Even more, the very accounts of some fixed points in First Amendment theory – that non-cognitive effects can’t be disentangled from cognitive ones, that audience understandings of events in the world are important in evaluating whether protected speech has occurred – put the idea that we can distinguish serious art from non-serious art under pressure. Bezanson sometimes seems to think that his absolute rule is tolerable because he would apply it only to serious art. As his discussion of the regulation of dancing in strip clubs shows, the impulse to distinguish serious from non-serious is strong. It surfaces in the (I think) feigned puzzlement about the meaning of “Bong Hits 4 Jesus” in Morse v.

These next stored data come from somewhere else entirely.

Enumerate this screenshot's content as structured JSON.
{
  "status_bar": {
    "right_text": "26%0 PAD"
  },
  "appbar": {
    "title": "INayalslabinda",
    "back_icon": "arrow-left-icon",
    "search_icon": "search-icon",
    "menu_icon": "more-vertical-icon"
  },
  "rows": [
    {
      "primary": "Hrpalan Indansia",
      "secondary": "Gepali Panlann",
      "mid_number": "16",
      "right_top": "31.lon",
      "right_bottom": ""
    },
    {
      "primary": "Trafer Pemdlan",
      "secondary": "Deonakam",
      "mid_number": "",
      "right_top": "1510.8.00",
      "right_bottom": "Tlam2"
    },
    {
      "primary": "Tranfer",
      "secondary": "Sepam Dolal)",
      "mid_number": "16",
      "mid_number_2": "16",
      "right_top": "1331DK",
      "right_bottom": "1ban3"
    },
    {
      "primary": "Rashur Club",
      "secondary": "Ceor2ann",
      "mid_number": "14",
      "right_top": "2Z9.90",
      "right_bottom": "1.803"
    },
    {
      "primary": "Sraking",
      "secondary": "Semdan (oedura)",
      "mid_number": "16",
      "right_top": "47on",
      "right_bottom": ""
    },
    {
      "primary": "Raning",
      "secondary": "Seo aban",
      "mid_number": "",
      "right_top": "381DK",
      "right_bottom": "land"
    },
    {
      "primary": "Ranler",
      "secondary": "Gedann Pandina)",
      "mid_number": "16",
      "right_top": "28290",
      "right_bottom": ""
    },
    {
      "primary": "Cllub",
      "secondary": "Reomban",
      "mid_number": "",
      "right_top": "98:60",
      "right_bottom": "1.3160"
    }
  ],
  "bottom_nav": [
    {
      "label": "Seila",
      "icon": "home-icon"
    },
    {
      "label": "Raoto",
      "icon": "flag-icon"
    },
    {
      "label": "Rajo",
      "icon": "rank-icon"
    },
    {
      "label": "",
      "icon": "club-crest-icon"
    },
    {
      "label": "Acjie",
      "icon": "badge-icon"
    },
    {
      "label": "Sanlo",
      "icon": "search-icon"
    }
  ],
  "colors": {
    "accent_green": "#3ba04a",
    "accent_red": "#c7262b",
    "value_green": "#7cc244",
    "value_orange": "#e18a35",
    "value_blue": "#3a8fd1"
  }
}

Frederick (Chief Justice Roberts called the phrase “cryptic”), and in Justice Blackmun’s characterization of Cohen’s jacket inscription as an “immature antic.” Early on, Andy Warhol’s work wasn’t “serious” enough. Now it’s central to the study of mid-twentieth century art, full stop. Rules that purport to make important differences turn on a distinction between serious art and unserious “art” are unlikely to succeed.

At the moment I don’t have an account of art and the First Amendment that I’m fully satisfied with. (The various traps incline me to go for a theory that treats non-representational art no differently from any other form of expression, and that allows for a high degree of regulation of all forms of expression. That’s pretty radical, though, and I’m not yet prepared to offer a full defense of the position). Bezanson shows how the seemingly narrow field of non-representational art draws us into the deepest questions about the First Amendment itself.

(I think it worth noting as well that the questions arising in connection with the regulation of false statements of fact, canvassed in Paul Horwitz’s post on Schauer’s Nimmer Lecture, are intimately related to the problems Bezanson discusses.)

 
 
Discussion

1 comment
  1. 1

    Fascinating. Would you say that the distinction between cognitive and non-cognitive also holds in utterances like insults or rude language? Bar threats of violence or incitement to hatred, ofcourse – there has been this big debate in the Netherlands related to this.